Ce constat a été mis en lumière lors d’une séance de sensibilisation organisée le samedi 2 mai 2026 à Logboayo, dans le département de Soubré. L’événement, initié par l’ONG Action pour l’enfant et la femme en Côte d’Ivoire (APEF-CI) en partenariat avec la Société de gynécologie et d’obstétrique de Côte d’Ivoire (SOGOCI), a rassemblé acteurs de santé et représentants de la société civile.
Dès l’ouverture des échanges, les intervenants ont rappelé que près d’un décès maternel sur cinq est associé à des pratiques d’avortement non encadrées. Par ailleurs, ils ont souligné un taux de prévalence contraceptive limité à 21 %, tandis que les besoins non satisfaits en planification familiale atteignent 22 %. Ainsi, le manque d’accès à l’information et aux services adaptés demeure un frein majeur à la santé reproductive. Le directeur de l’APEF-CI, Yeboua Kouadio, a insisté sur l’importance de renforcer les campagnes d’information. Selon lui, la connaissance du cadre légal, notamment l’article 427 nouveau du code pénal adopté en 2024, est essentielle pour limiter les pratiques à risque. « La maîtrise du cadre légal permet de réduire considérablement les dangers », a-t-il affirmé.
En outre, les communications ont abordé les droits en santé sexuelle et reproductive, le cadre juridique national ainsi que les engagements régionaux, tels que le protocole de Maputo. Les participants ont également été sensibilisés aux grossesses en milieu scolaire et aux conséquences des pratiques non encadrées. De ce fait, la question dépasse la seule sphère médicale pour toucher directement l’avenir des jeunes filles. Pour sa part, Oupoh Bernadette, coordonnatrice de l’ONG Coalition Namane, a mis en avant les obstacles socioculturels et linguistiques. Selon elle, l’accès à l’information constitue un levier incontournable pour réduire les risques. Cependant, ces barrières montrent que la lutte doit aussi se mener sur le terrain des mentalités.

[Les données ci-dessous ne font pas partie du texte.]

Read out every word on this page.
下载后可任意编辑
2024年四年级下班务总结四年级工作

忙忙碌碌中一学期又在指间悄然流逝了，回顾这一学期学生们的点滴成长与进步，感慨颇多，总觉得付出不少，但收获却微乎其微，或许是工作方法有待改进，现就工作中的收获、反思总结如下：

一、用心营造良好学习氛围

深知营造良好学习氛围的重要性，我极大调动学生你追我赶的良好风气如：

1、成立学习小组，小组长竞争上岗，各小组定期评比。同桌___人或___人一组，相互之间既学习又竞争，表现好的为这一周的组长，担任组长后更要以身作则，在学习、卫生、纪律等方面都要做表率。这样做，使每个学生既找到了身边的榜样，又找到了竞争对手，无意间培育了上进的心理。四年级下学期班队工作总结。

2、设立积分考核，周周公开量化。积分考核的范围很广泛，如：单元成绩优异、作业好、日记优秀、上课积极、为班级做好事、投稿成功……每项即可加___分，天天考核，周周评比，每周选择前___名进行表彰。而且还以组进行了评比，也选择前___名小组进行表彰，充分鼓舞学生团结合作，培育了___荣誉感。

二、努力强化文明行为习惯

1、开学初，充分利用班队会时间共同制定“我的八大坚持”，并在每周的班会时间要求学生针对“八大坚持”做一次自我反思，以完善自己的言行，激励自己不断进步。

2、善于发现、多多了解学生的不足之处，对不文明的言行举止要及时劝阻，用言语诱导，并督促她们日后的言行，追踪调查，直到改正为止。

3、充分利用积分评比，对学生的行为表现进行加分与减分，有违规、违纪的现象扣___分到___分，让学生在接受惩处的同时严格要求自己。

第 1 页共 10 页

Cette initiative s’inscrit dans le projet « Tous ensemble pour la consolidation des acquis et le renforcement du plaidoyer pour l’avortement sécurisé en Côte d’Ivoire (TECA-RPAS CI) », financé par AmplifyChange. Le programme prévoit, entre autres, des actions de formation à destination des forces de sécurité afin d’assurer une meilleure application des dispositions légales en matière de santé reproductive. Ainsi, la mobilisation collective apparaît comme la clé pour transformer les engagements en réalités.